Randall Worth apagó el motor y se quedó a la deriva por la niebla, sin apartar la vista del radar. La mancha luminosa de la pantalla, algunos cientos de metros hacia el sur, tenía que ser el Marea. Algo más lejos, un borrón verde representaba Shark Island.
Shark Island. A trece kilómetros de la costa, sin puerto, rodeada de arrecifes y sin posibilidades de desembarcar salvo con calma chicha. Perfecta como isla del tesoro. ¿Cómo no se le había ocurrido a él?
Echó el ancla, procurando no hacer ruido con la cadena. Una vez que la tuvo en su sitio, empezó a preparar su mochila. Metió una cajita de herramientas portátil, alicates, alambre, cinta aislante, un cuchillo, la RG Mag del cuarenta y cuatro y, por último, una caja de balas Winchester de punta hueca.
Se sentó a esperar, atento a cualquier ruido entre la niebla. La isla estaba a unos cuatrocientos metros, y la bruma mitigaba los sonidos. Él no oía nada. El corazón le latía con fuerza. Procuró no hacer caso al hormigueo que sentía debajo de la piel, el mono de la meta. Todavía no; no en un momento así. Necesitaba tener las ideas claras.
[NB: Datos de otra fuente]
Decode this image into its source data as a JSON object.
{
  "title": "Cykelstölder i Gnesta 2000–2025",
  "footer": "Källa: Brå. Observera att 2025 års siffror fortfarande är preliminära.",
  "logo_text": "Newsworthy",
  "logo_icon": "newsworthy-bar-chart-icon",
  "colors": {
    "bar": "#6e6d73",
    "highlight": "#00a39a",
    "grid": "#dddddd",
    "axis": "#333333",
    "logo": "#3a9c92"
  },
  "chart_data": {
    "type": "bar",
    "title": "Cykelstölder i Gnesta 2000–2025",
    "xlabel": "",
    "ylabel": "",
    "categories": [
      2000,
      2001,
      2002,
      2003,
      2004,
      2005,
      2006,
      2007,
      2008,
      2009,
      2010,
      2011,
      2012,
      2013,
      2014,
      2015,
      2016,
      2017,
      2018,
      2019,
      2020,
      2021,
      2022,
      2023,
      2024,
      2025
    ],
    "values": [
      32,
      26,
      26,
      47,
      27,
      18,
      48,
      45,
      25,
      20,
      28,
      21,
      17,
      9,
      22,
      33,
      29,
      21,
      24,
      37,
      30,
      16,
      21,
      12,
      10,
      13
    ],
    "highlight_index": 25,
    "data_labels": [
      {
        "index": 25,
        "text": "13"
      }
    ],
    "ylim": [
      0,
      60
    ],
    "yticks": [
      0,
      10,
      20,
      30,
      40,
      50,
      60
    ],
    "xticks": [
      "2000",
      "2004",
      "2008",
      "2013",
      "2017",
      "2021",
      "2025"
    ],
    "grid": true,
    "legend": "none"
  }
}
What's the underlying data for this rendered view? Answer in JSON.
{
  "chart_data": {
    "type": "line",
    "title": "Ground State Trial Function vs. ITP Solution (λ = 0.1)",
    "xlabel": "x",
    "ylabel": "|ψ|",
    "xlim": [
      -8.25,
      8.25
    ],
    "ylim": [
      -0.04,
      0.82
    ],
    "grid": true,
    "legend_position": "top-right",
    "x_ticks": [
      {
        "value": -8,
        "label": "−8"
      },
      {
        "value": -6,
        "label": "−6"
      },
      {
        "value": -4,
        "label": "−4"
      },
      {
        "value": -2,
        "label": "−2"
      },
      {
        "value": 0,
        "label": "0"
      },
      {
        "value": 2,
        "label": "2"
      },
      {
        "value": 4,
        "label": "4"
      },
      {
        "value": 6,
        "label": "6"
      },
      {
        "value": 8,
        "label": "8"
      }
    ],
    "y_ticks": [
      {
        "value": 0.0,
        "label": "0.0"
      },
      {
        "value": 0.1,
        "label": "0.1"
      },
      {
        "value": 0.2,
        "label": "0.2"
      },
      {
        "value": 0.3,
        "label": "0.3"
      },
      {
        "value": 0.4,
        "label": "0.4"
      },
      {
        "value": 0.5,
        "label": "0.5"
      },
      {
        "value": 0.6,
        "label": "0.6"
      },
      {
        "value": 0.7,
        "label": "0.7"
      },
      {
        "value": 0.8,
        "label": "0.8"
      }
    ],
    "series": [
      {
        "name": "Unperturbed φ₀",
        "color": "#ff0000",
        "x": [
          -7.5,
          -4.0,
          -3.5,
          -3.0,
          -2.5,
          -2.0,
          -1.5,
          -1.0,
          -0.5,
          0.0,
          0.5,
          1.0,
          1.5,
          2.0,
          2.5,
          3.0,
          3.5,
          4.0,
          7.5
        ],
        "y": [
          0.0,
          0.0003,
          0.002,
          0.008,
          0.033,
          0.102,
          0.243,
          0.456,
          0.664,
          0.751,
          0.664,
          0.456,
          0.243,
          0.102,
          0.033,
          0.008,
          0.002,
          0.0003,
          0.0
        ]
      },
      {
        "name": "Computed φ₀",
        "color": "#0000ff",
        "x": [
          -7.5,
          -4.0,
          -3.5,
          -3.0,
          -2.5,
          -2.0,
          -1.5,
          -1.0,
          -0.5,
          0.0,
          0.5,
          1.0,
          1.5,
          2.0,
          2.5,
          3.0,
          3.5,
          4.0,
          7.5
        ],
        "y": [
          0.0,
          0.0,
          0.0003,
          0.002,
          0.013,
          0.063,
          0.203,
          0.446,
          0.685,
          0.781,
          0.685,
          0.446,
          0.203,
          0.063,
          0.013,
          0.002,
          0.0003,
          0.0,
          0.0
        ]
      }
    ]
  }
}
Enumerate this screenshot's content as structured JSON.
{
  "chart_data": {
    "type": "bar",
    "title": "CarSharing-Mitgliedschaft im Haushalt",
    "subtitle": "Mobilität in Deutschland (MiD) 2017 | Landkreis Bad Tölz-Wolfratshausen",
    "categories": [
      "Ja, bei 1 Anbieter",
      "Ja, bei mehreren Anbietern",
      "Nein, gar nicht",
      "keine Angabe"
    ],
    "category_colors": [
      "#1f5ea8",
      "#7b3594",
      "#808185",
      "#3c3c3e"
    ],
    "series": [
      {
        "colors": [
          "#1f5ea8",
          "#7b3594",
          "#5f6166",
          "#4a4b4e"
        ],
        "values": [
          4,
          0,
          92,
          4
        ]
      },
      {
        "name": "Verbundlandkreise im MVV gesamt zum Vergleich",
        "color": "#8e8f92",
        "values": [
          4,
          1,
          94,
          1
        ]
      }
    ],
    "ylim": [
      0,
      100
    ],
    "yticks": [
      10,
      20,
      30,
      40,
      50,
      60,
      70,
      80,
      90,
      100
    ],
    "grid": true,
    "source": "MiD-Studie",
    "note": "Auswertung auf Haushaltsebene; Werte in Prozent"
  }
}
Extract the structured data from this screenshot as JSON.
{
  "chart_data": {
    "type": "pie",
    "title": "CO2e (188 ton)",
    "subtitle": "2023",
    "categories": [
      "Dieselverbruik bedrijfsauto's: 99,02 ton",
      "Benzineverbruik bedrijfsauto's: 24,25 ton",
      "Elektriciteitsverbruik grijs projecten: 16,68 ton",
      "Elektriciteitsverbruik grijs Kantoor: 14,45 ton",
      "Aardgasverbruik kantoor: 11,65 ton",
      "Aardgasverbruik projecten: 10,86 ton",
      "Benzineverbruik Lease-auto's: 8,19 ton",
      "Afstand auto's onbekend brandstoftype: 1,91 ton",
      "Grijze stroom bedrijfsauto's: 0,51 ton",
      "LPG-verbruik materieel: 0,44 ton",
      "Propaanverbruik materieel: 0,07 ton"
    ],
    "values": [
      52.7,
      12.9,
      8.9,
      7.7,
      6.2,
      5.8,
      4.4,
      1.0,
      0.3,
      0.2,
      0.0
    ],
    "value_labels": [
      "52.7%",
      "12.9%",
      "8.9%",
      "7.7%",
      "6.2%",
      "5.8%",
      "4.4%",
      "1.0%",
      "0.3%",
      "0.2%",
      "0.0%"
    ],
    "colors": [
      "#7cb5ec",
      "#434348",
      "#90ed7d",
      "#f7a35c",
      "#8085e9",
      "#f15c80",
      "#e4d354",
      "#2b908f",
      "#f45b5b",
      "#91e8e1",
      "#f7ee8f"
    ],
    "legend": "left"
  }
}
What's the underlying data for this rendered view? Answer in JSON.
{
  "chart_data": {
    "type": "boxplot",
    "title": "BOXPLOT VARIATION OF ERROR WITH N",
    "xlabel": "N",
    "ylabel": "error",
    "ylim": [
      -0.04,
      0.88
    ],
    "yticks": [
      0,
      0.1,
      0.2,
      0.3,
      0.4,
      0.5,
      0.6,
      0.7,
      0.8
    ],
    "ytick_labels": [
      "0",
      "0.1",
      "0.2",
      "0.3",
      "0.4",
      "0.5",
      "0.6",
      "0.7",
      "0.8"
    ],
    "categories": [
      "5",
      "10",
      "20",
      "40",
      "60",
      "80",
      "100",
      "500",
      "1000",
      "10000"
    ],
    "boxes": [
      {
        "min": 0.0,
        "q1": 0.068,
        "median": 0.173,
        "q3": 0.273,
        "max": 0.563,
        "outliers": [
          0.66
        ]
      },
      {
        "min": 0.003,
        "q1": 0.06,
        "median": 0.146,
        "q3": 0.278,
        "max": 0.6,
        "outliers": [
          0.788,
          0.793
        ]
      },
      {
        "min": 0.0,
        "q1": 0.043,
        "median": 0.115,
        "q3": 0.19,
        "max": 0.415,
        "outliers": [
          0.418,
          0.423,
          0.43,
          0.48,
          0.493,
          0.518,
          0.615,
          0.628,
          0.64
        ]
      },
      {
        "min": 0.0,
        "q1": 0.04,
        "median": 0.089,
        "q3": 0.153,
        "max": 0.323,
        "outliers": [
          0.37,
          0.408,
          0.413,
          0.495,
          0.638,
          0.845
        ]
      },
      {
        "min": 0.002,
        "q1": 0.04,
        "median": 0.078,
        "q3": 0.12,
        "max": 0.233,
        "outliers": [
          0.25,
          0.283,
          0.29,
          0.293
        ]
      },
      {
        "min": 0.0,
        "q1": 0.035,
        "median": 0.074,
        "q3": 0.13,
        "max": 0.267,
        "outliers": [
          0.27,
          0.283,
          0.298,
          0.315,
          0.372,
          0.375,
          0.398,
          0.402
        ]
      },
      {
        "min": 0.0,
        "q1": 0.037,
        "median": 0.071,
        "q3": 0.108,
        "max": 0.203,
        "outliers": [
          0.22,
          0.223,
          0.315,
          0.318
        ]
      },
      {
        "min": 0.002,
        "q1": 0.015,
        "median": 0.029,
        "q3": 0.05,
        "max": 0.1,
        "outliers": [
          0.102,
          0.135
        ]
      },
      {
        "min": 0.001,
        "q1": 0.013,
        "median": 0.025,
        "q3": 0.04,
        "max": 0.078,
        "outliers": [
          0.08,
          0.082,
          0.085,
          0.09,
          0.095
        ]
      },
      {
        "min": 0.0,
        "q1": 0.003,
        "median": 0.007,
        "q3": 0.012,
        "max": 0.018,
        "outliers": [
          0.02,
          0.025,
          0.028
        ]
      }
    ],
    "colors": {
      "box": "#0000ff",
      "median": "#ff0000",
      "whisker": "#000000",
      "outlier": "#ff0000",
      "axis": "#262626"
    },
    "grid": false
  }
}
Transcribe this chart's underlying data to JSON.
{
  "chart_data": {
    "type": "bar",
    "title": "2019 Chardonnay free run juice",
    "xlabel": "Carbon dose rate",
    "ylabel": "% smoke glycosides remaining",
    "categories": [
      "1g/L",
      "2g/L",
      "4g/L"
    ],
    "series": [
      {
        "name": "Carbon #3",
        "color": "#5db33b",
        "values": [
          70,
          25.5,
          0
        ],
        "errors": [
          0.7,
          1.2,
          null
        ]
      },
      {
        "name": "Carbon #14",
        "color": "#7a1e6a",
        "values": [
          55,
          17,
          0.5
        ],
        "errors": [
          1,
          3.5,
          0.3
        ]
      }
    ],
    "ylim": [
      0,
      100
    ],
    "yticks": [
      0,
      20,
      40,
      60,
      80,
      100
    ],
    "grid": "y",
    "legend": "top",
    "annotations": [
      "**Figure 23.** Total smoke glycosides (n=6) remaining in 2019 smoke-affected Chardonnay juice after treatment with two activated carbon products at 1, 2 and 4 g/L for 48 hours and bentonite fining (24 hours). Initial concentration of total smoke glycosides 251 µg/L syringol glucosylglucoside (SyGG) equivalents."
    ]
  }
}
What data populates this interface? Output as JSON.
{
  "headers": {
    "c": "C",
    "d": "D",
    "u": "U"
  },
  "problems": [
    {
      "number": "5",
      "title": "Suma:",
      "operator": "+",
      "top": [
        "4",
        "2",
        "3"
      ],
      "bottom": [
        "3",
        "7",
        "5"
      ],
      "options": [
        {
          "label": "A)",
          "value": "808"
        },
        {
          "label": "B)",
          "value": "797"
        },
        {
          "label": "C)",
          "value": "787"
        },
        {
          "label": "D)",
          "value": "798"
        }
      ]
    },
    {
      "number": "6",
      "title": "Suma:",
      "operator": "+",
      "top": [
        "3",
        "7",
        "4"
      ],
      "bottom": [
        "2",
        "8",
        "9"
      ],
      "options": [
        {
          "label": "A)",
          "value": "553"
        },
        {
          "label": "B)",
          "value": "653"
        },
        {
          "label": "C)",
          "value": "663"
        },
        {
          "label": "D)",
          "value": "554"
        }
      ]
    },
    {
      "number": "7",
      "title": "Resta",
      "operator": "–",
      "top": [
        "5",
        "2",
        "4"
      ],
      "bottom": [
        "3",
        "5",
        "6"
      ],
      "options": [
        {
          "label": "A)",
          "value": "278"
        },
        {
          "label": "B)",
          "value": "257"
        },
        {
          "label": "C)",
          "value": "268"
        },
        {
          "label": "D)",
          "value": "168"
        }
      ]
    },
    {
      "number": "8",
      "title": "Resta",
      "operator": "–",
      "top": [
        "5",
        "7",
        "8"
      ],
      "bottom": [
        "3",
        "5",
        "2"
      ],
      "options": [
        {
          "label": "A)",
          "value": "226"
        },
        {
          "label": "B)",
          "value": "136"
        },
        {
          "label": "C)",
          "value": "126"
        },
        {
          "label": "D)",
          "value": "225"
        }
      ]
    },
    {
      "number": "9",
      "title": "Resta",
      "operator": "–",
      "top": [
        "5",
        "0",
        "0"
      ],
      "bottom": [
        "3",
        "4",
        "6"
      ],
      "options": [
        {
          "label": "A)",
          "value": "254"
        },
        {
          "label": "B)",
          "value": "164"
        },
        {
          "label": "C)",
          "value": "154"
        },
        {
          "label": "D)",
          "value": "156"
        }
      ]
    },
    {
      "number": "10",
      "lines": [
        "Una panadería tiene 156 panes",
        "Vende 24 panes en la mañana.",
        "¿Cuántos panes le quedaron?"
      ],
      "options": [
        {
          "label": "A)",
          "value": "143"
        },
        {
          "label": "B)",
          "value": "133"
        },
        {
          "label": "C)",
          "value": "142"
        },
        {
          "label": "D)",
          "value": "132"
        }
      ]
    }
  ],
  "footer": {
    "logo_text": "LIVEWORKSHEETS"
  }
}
De pronto oyó algo, un grito suave. Se incorporó. Al grito lo siguió una serie débil pero clara de vítores y aplausos. Aplausos…
Se irguió, con el corazón a mil por hora. Eran sonidos de victoria. Lo habían encontrado. «Alucino de la hostia», pensó. Cogió al vuelo la mochila, la arrojó al bote, saltó tras ella, se apartó del barco y empezó a remar como un loco hacia el Marea. Casi no había mar, y la niebla era un golpe de suerte.
Pocos minutos más tarde apareció la silueta del Marea. Worth levantó los remos y escuchó atentamente. En esos momentos se oían más claras las voces de ellas dos, a mayor proximidad de la isla; voces incorpóreas, llenas de entusiasmo, acompañadas por el ruido inconfundible de un pico y una pala rascando y golpeando piedra. Se arrimó a la popa del Marea ató el bote, subió la mochila y saltó a bordo.
Ya en la cabina de control, se esforzó por controlar su respiración y por frenar el temblor de sus manos. La meta lo estaba jodiendo de lo lindo. Lo volvía asustadizo. Después de aquello tendría la vida resuelta, y ya no tomaría más. Ya no le haría falta. Oía los martillazos de su corazón, y sentía zumbar la sangre en sus oídos. En la consola de la cabina había una botella de Jim Beam. La cogió y encadenó dos buenos tragos. Poco a poco se fue relajando.
Sin perder la concentración, verificó que el interruptor de la batería estuviera apagado. Después sacó la caja portátil de herramientas de la mochila, cogió un destornillador, desenroscó el panel eléctrico y lo dejó en el suelo. Tenía delante una masa de cables, bien diferenciados por colores, y atados en manojos.
Sabía perfectamente lo que tenía que hacer.